All of a sudden, you slam into something, hitting your head on the console again. The screen flickers one more time. You see it. You've just run right into an enemy unit. Quickly, you force your unit to wrap its arms around the enemy in a bear hug. Your vision begins to blur, your breathing turns into a death rattle. But you feel nothing. More bullets, more wounds, more coughed up blood. The warning signal grows louder and faster. But there's nothing you can do as your unit's arm is wrapped tightly around the struggling enemy. You know that you're going to die, but you don't care anymore. You seem strangely at ease as Death's cold grip tightens around your neck.

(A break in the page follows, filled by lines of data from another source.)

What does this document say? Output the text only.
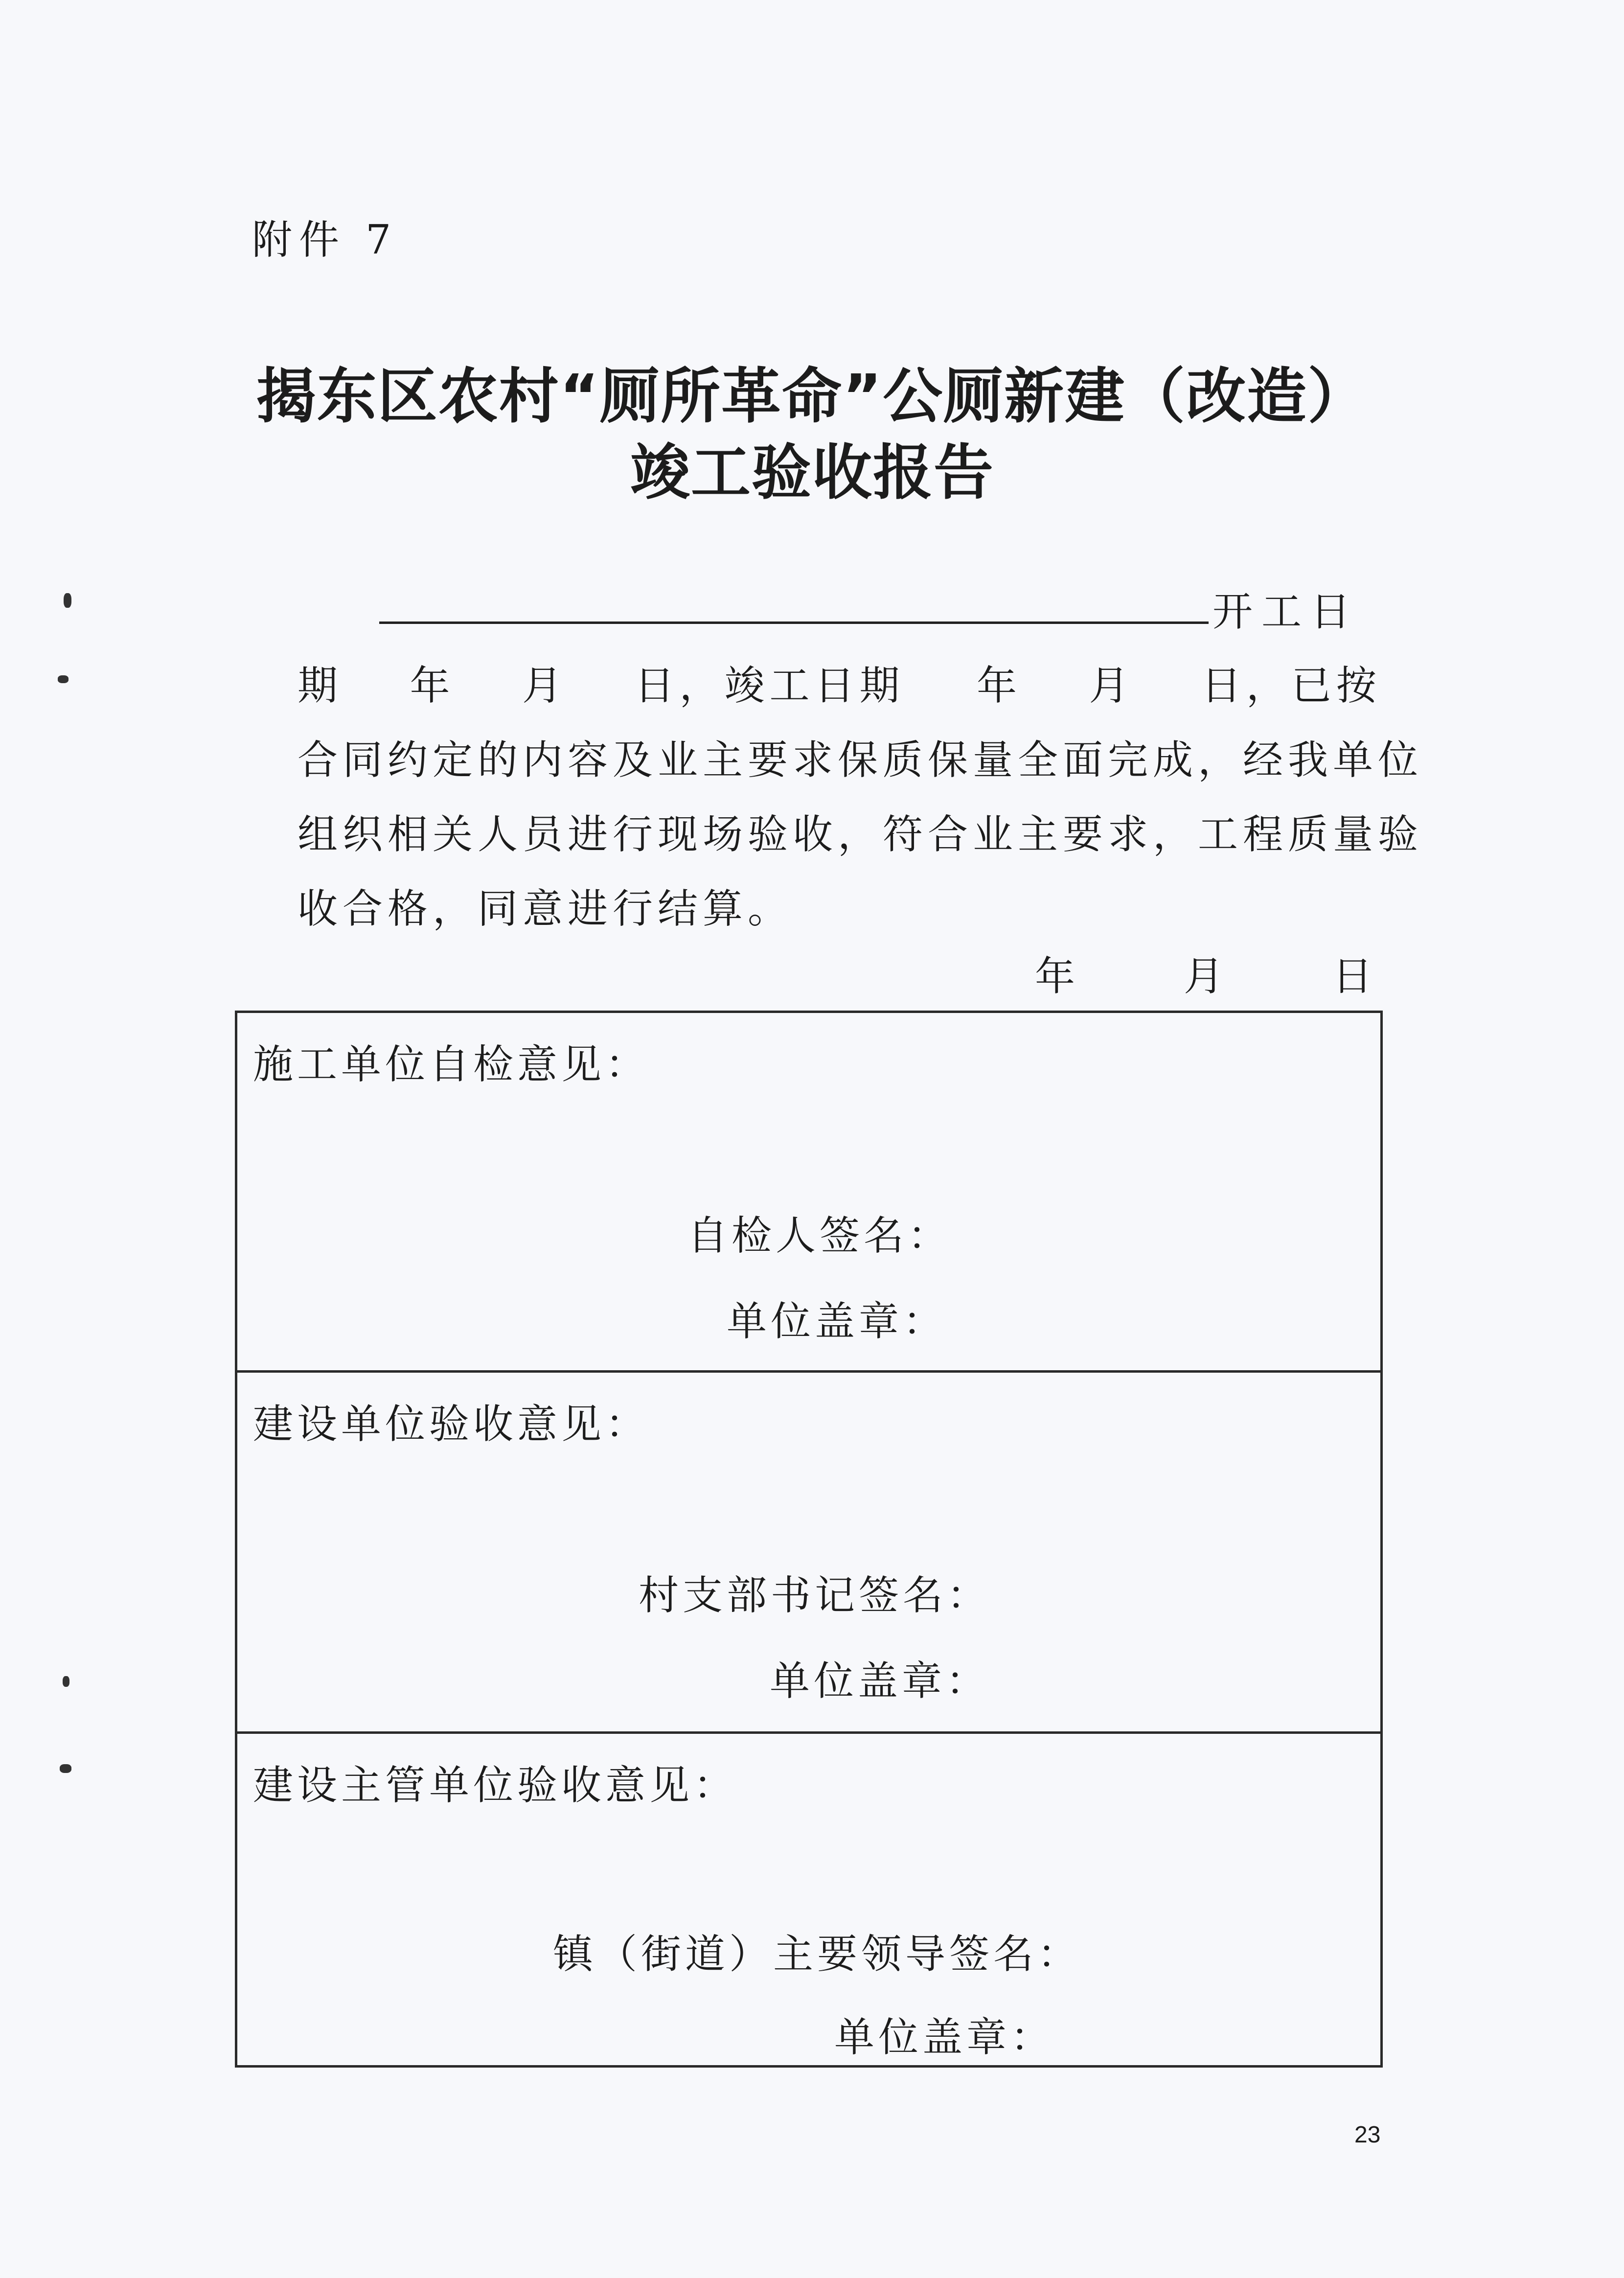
附件 7
揭东区农村“厕所革命”公厕新建（改造）
竣工验收报告
开工日
期 年 月 日，竣工日期 年 月 日，已按
合同约定的内容及业主要求保质保量全面完成，经我单位
组织相关人员进行现场验收，符合业主要求，工程质量验
收合格，同意进行结算。
年	月	日
施工单位自检意见：
自检人签名：
单位盖章：
建设单位验收意见：
村支部书记签名：
单位盖章：
建设主管单位验收意见：
镇（街道）主要领导签名：
单位盖章：
23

Your vision melts. The sound of the alarm and sparking circuitry in the cockpit muffles and mutes. All around you, you see a vast array of colors swirling and coalescing, combining into more colors, and separating. Your life flashes by you, like a slideshow with the frame rate set way too high. Your family, your friends, and your significant other. All of it flashes before you. You hear thoughts, the thoughts of hundreds of thousands of people on both Earth and in space. You hear the thoughts of soldiers in the heat of battle, soldiers drawing their last breath, and soldiers returning home. You hear the thoughts of civilians; children, mothers, fathers, doctors, firefighters, police, professors, criminals, etc. You hear the thoughts of old people on their death beds, and the thoughts of newborn babies. Their thoughts collect together, and almost seem to overload your mind, crushing, stretching and kneading it like dough. Time and space, all of it seems irrelevant, as if you surpassed it, transcended it. You, in your euphoric state of near-death, feel as if you have been plugged into the collective consciousness universe. You think to yourself, "This..is this...what a Newtype is?"


In that moment, the reactor powering your Zaku goes critical, and explodes. The cockpit fills with intense light and heat as the nuclear explosion consumes everything within a certain radius, including you.